IRRIGATION CHANGES. He and his customers have also cut back on water applied to cotton. The majority of acres is furrow-irrigated, although a few pivots are used. “We used to feel that we needed to push the crop with water, so every four days, some of this land was getting water sent down the row,” Bixler says. “I have fields that have had only two irrigations all season. We have essentially reduced our waterings from six to eight per season down to two or three.”

That all depends on soil type and rainfall, he adds. He’s not currently using moisture sensors but feels a lot can be learned about the soil profile by using a probe. Plus, he uses university online tools that take into account various factors, including evapotranspiration.

Irrigation depends heavily on soil type, and the area has an array of soil types that include silt loams, clay loams and even some Sharkey clay loams, he continues. Bixler recalls from his work as an intern for the University of Missouri in the ’80s that different soil textures have different moisture deficits. “Some of this land only has an available 1-inch capacity, so when you’re watering every other 38-inch row cotton, that’s only half capacity,” he explains. “So, when cotton is in its full water-use stage, during the height of setting and filling bolls, we know that if we’re not replacing moisture every so many days, we’re going to get behind.”

PERSONAL TOUCH. Bixler starts walking fields for customers on Friday and finishes by noon Monday. He handwrites the reports and personally hands them to clients on Monday. “I feel that if they hire me, they want to see me,” he says. “Giving their reports on Monday helps them schedule their sprayings and waterings for the remainder of the week.
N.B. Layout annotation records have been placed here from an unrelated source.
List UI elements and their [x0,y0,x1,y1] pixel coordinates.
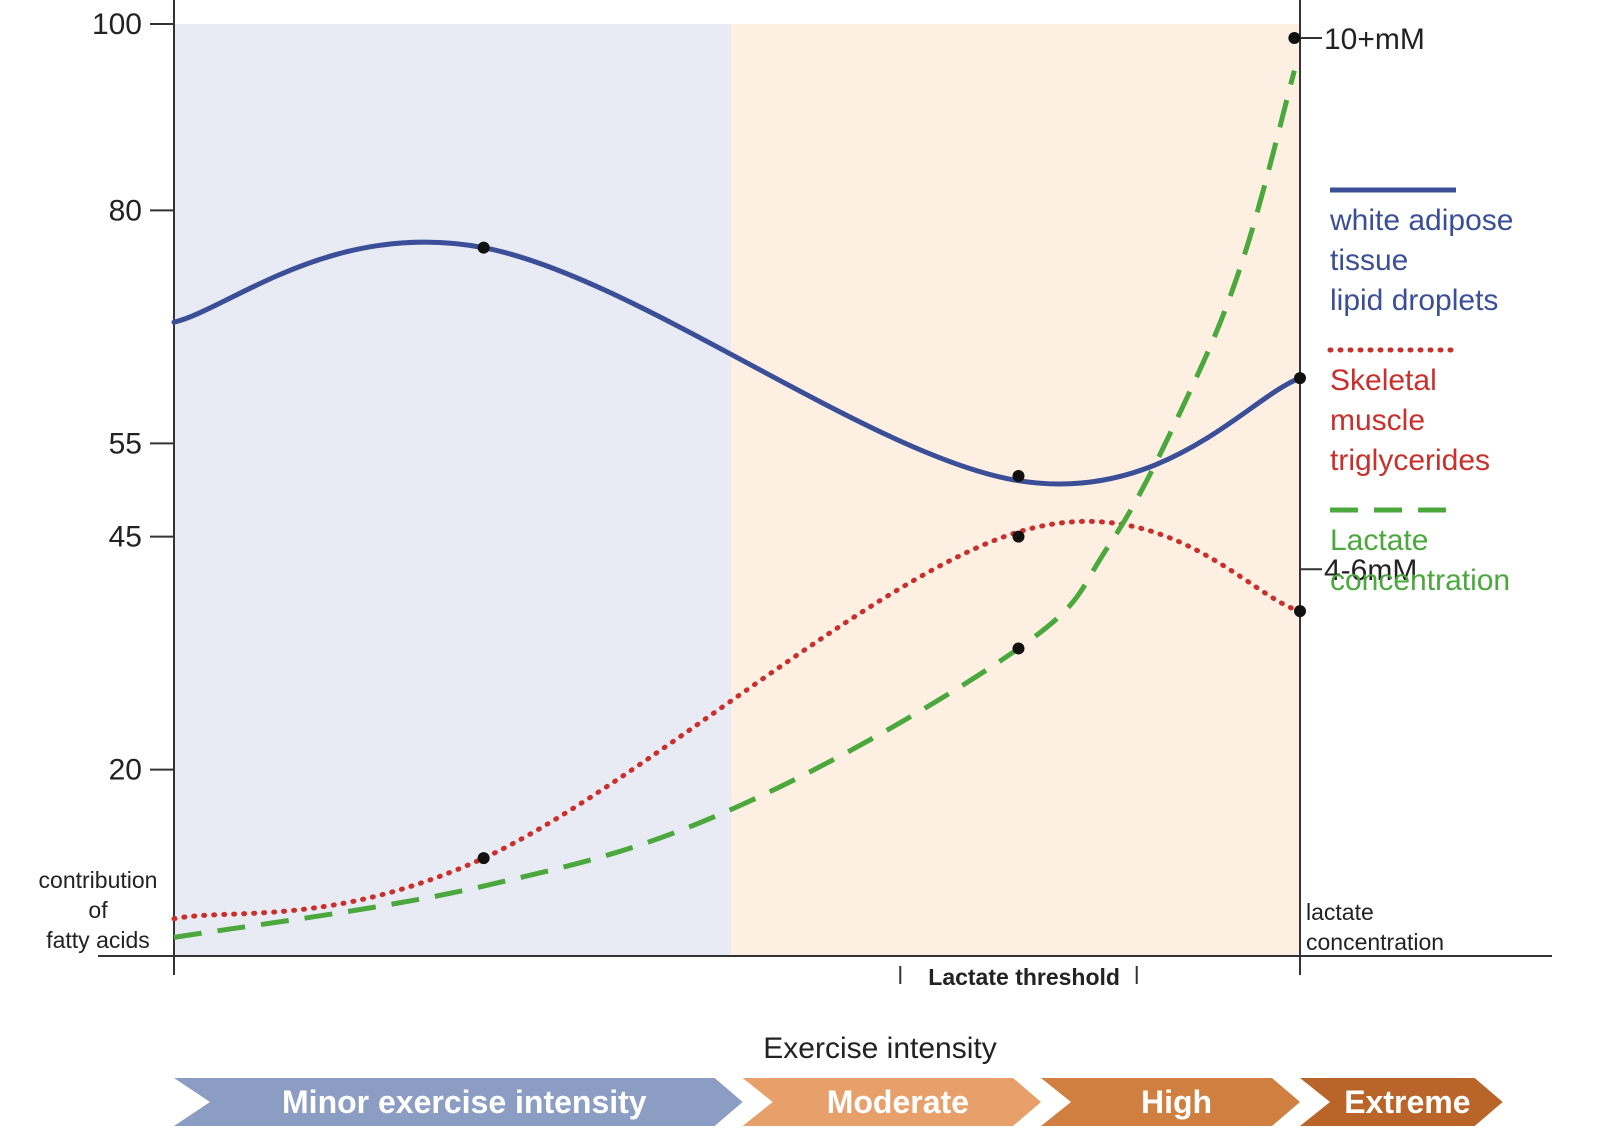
series-0-marker-0 [477,241,490,254]
intensity-regions [174,24,1300,956]
band-label-3: Extreme [1344,1084,1470,1120]
legend-label-0-2: lipid droplets [1330,284,1498,317]
series-1-marker-1 [1012,530,1025,543]
y-label-line-0: contribution [39,867,158,893]
band-arrow-3 [1300,1078,1503,1126]
series-line-2 [173,69,1297,940]
legend-label-1-1: muscle [1330,404,1425,437]
legend-label-1-0: Skeletal [1330,364,1437,397]
series-line-0 [171,239,1303,487]
series-0-marker-2 [1294,372,1306,385]
region-1 [731,24,1300,956]
y-tick-label-20: 20 [109,754,142,787]
y2-tick-label-1: 4-6mM [1324,554,1417,587]
y-tick-label-55: 55 [109,427,142,460]
y-ticks: 100 80 55 45 20 10+mM 4-6mM [92,8,1425,787]
series-1-marker-2 [1294,605,1306,618]
axes [98,0,1552,984]
y-tick-label-80: 80 [109,194,142,227]
series-lines [171,69,1303,940]
legend-label-2-1: concentration [1330,564,1510,597]
legend-label-2-0: Lactate [1330,524,1428,557]
x-axis-label: Exercise intensity [763,1032,996,1065]
y2-axis-label: lactate concentration [1306,899,1444,955]
axis-labels: contribution of fatty acids lactate concent… [39,867,1445,1065]
series-0-marker-1 [1012,470,1025,483]
y2-label-line-1: concentration [1306,929,1444,955]
series-2-marker-1 [1288,31,1301,44]
y-label-line-1: of [88,897,108,923]
band-arrow-1 [742,1078,1042,1126]
band-label-1: Moderate [827,1084,969,1120]
legend: white adipose tissue lipid droplets Skeleta… [1327,187,1513,597]
legend-label-0-0: white adipose [1329,204,1513,237]
band-label-0: Minor exercise intensity [282,1084,647,1120]
series-2-marker-0 [1012,642,1025,655]
legend-label-0-1: tissue [1330,244,1408,277]
y-tick-label-45: 45 [109,521,142,554]
lactate-threshold-label: Lactate threshold [928,964,1120,990]
y2-tick-label-0: 10+mM [1324,23,1425,56]
y-tick-label-100: 100 [92,8,142,41]
y-axis-label: contribution of fatty acids [39,867,158,953]
series-line-1 [171,518,1303,922]
intensity-bands: Minor exercise intensity Moderate High Extr… [174,1078,1503,1126]
series-1-marker-0 [477,852,490,865]
band-arrow-0 [174,1078,743,1126]
series-markers [477,31,1306,865]
band-label-2: High [1141,1084,1212,1120]
region-0 [174,24,732,956]
y-label-line-2: fatty acids [46,927,150,953]
band-arrow-2 [1041,1078,1300,1126]
legend-label-1-2: triglycerides [1330,444,1490,477]
y2-label-line-0: lactate [1306,899,1374,925]
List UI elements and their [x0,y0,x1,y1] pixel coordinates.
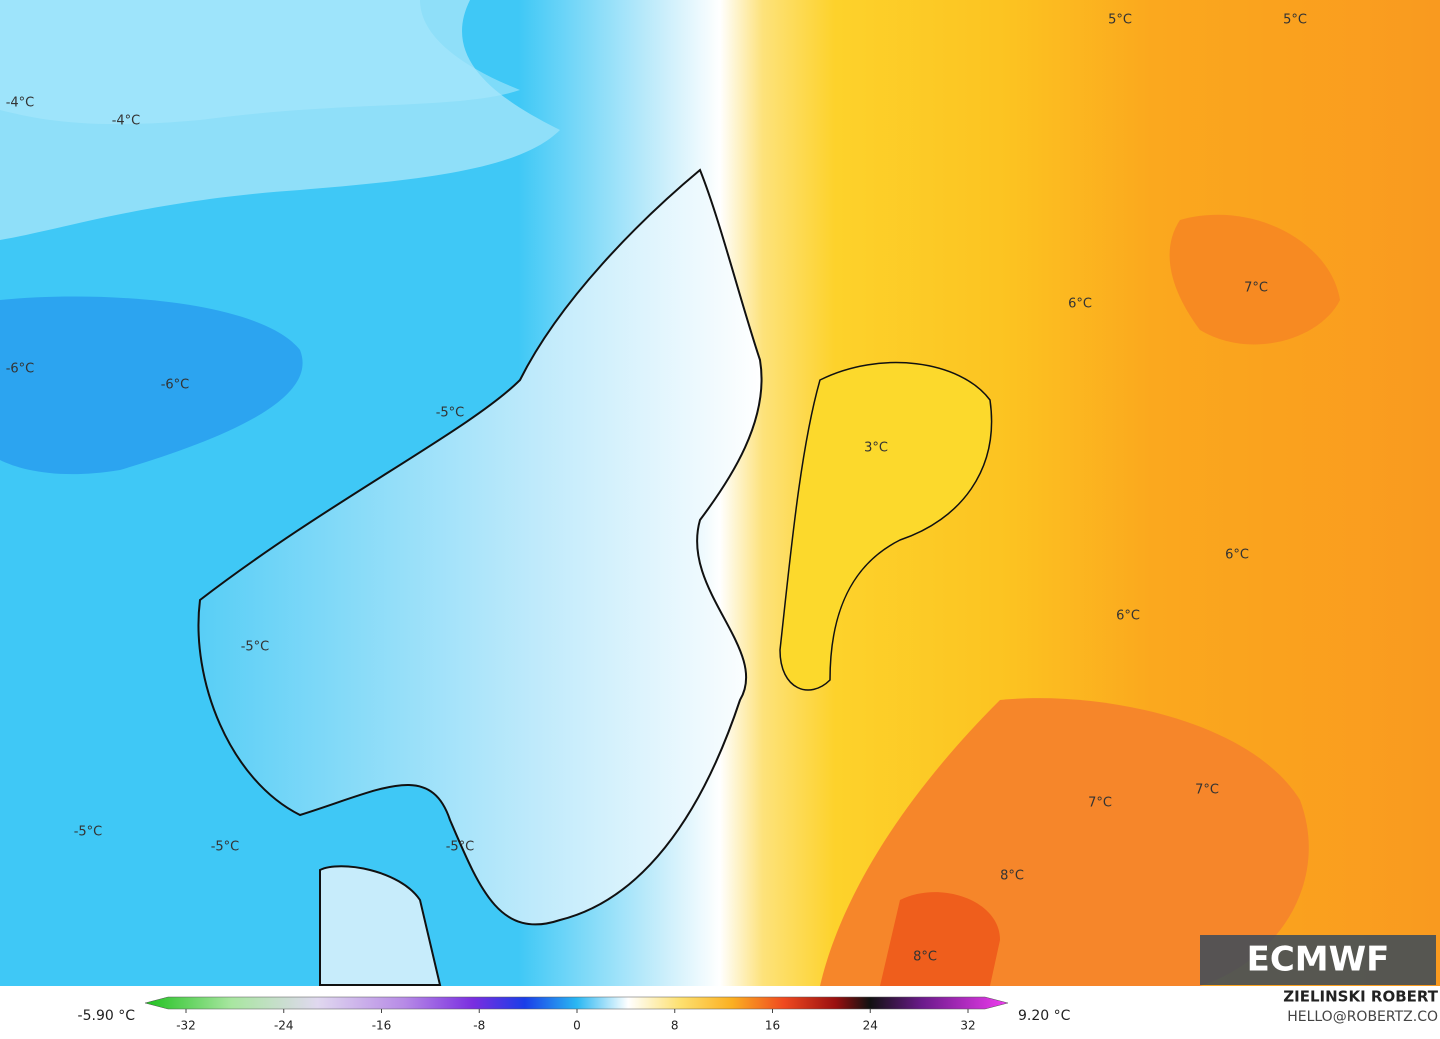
temperature-label: 6°C [1068,297,1092,312]
colorbar-tick-label: -24 [274,1019,294,1033]
credit-name: ZIELINSKI ROBERT [1283,988,1438,1006]
footer [0,986,1440,1035]
colorbar-min: -5.90 °C [78,1008,136,1024]
warm-core [1169,214,1340,345]
temperature-label: 8°C [1000,869,1024,884]
colorbar-tick-label: -16 [372,1019,392,1033]
logo-box [1200,935,1436,985]
colorbar-tick-label: 0 [573,1019,581,1033]
temperature-label: 7°C [1088,796,1112,811]
temperature-label: 8°C [913,950,937,965]
scandinavia-land [197,168,763,926]
temperature-label: -5°C [436,406,465,421]
colorbar-ticks: -32 -24 -16 -8 0 8 16 24 32 [176,1009,976,1033]
temperature-label: -6°C [161,378,190,393]
colorbar-tick-label: -8 [473,1019,485,1033]
warm-core [880,892,1000,986]
temperature-label: -5°C [241,640,270,655]
temperature-label: -5°C [74,825,103,840]
temperature-label: 6°C [1225,548,1249,563]
temperature-label: 6°C [1116,609,1140,624]
colorbar-max: 9.20 °C [1018,1008,1071,1024]
finland-coast [779,361,993,691]
logo: ECMWF [1247,940,1390,980]
temperature-label: -4°C [6,96,35,111]
temperature-label: -5°C [446,840,475,855]
temperature-label: -5°C [211,840,240,855]
denmark-land [319,865,442,986]
map-labels: -4°C -4°C 5°C 5°C 6°C 7°C -6°C -6°C -5°C 3°C 6°C 6°… [6,13,1307,965]
temperature-label: 3°C [864,441,888,456]
credit-email: HELLO@ROBERTZ.CO [1287,1009,1438,1025]
temperature-label: -4°C [112,114,141,129]
colorbar-tick-label: 32 [960,1019,975,1033]
temperature-label: -6°C [6,362,35,377]
temperature-label: 7°C [1195,783,1219,798]
colorbar [144,996,1009,1010]
cold-region [0,0,520,125]
colorbar-tick-label: 16 [765,1019,780,1033]
temperature-label: 5°C [1108,13,1132,28]
temperature-label: 7°C [1244,281,1268,296]
colorbar-tick-label: 8 [671,1019,679,1033]
cold-core [0,296,303,475]
temperature-label: 5°C [1283,13,1307,28]
colorbar-tick-label: -32 [176,1019,196,1033]
colorbar-tick-label: 24 [863,1019,878,1033]
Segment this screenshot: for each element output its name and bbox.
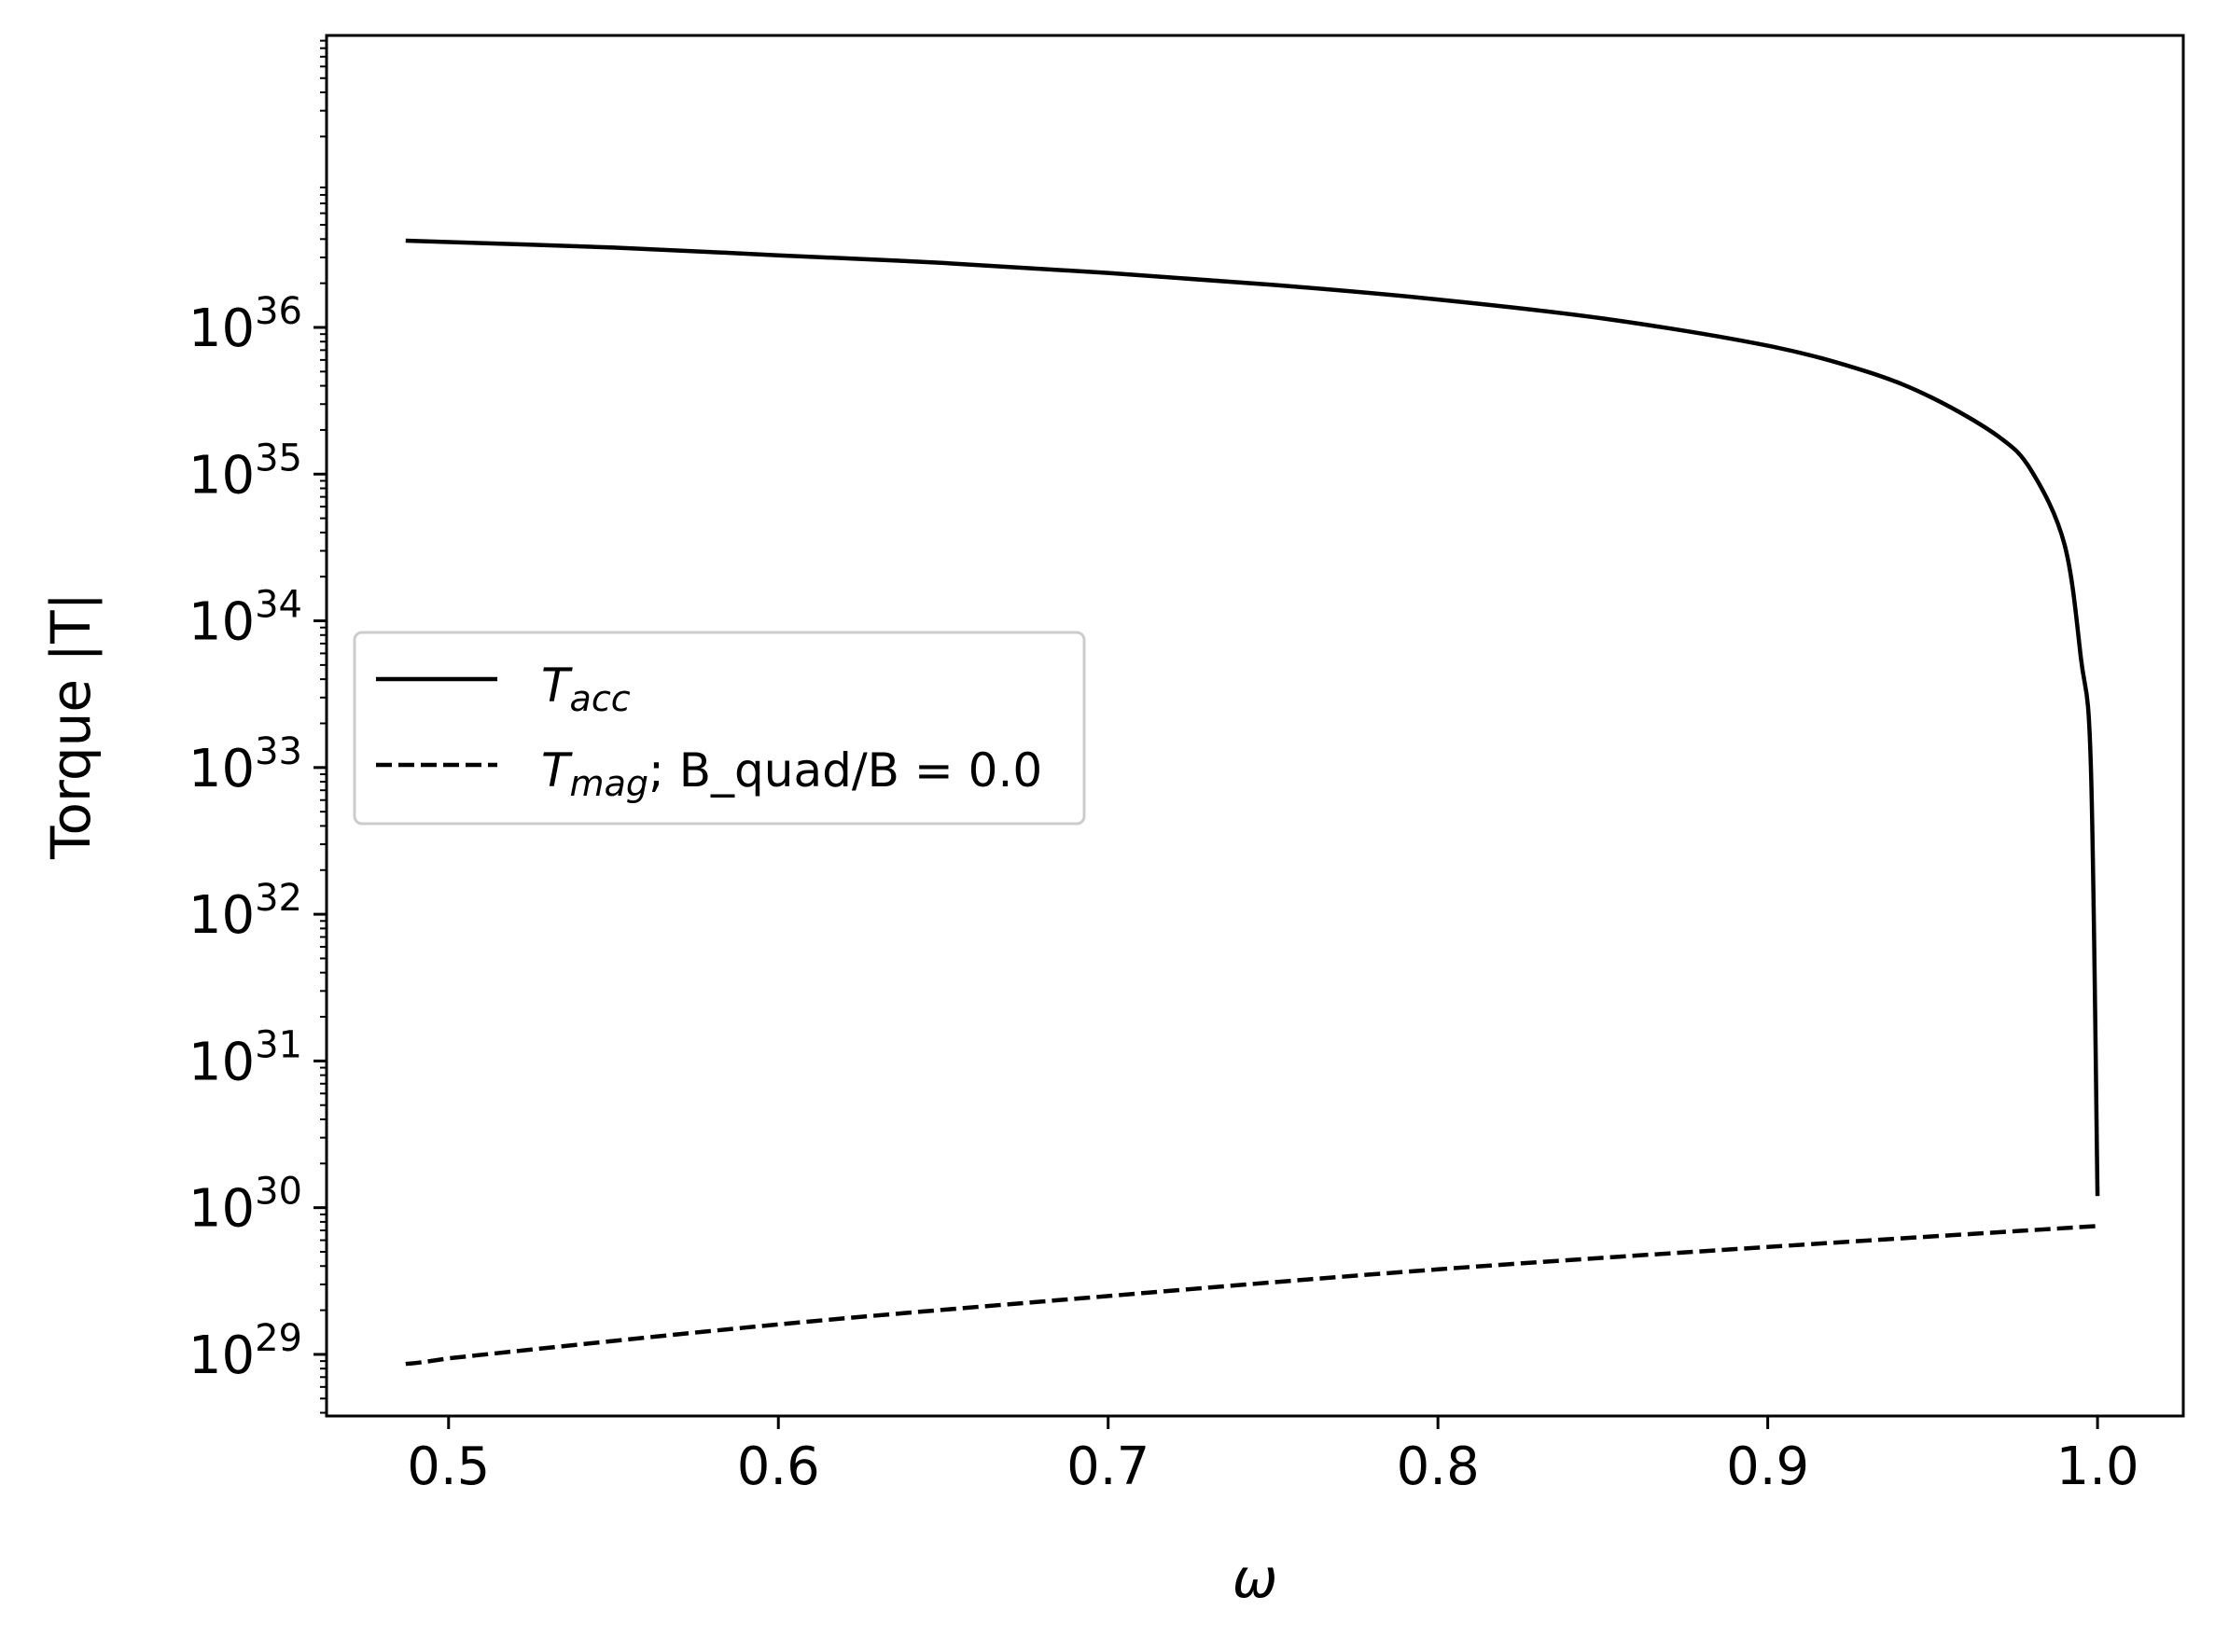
legend-label-t-acc-main: T bbox=[541, 659, 573, 713]
y-tick-label: 1034 bbox=[188, 584, 302, 653]
series-line-t-mag bbox=[405, 1224, 2098, 1367]
y-tick-label: 1033 bbox=[188, 730, 302, 799]
series-line-t-acc bbox=[405, 238, 2100, 1197]
y-axis-ticks: 1029 1030 1031 1032 1033 1034 1035 1036 bbox=[188, 290, 327, 1386]
x-axis-ticks: 0.5 0.6 0.7 0.8 0.9 1.0 bbox=[407, 1416, 2139, 1497]
x-tick-label: 0.8 bbox=[1397, 1437, 1480, 1497]
legend-label-t-acc-sub: acc bbox=[570, 678, 631, 719]
y-tick-label: 1030 bbox=[188, 1171, 302, 1240]
x-tick-label: 0.6 bbox=[737, 1437, 820, 1497]
legend-box bbox=[353, 631, 1086, 826]
y-axis-label: Torque |T| bbox=[39, 592, 103, 860]
legend-label-t-mag: Tmag; B_quad/B = 0.0 bbox=[541, 743, 1042, 804]
y-tick-label: 1032 bbox=[188, 877, 302, 946]
y-tick-label: 1036 bbox=[188, 290, 302, 359]
x-tick-label: 0.7 bbox=[1066, 1437, 1149, 1497]
legend: Tacc Tmag; B_quad/B = 0.0 bbox=[353, 631, 1086, 826]
x-axis-label: ω bbox=[1233, 1547, 1278, 1610]
legend-label-t-mag-sub: mag bbox=[570, 763, 648, 804]
legend-label-t-acc: Tacc bbox=[541, 659, 631, 719]
legend-label-t-mag-main: T bbox=[541, 743, 573, 798]
series-layer bbox=[405, 238, 2100, 1367]
x-tick-label: 0.9 bbox=[1726, 1437, 1809, 1497]
x-tick-label: 0.5 bbox=[407, 1437, 490, 1497]
legend-label-t-mag-rest: ; B_quad/B = 0.0 bbox=[648, 743, 1042, 798]
y-tick-label: 1031 bbox=[188, 1023, 302, 1092]
plot-frame bbox=[325, 34, 2185, 1418]
y-tick-label: 1029 bbox=[188, 1317, 302, 1386]
x-tick-label: 1.0 bbox=[2056, 1437, 2139, 1497]
y-tick-label: 1035 bbox=[188, 437, 302, 506]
I don’t want to be the holdup as far as irrigating or applying materials like Pix.”

He says he intentionally developed a niche consultant business in which he works for a few clients (eight growers) and covers only about 7,000 acres that he can scout without help. “This consulting business model also enables me to farm,” Bixler adds. “And, farming enables me to refine my recommendations to clients.”

Bixler scouts for his growers, but they are much more than customers. He recounts a scenario in spring 2017 when his father had a knee replaced, which caused them to struggle at planting time.

“All my customers know that I’ll get my scouting done even though I might get behind on my farm,” Bixler says. “I looked up one morning, and here comes some of my customers with three 12-row tractors and three do-alls, and they said, ‘We’re going to plant your cotton today.’ Adding my equipment, we planted all 600 acres that day. That’s the book of business that I have. I love the consulting part, but it has developed into something much larger. Something personal.”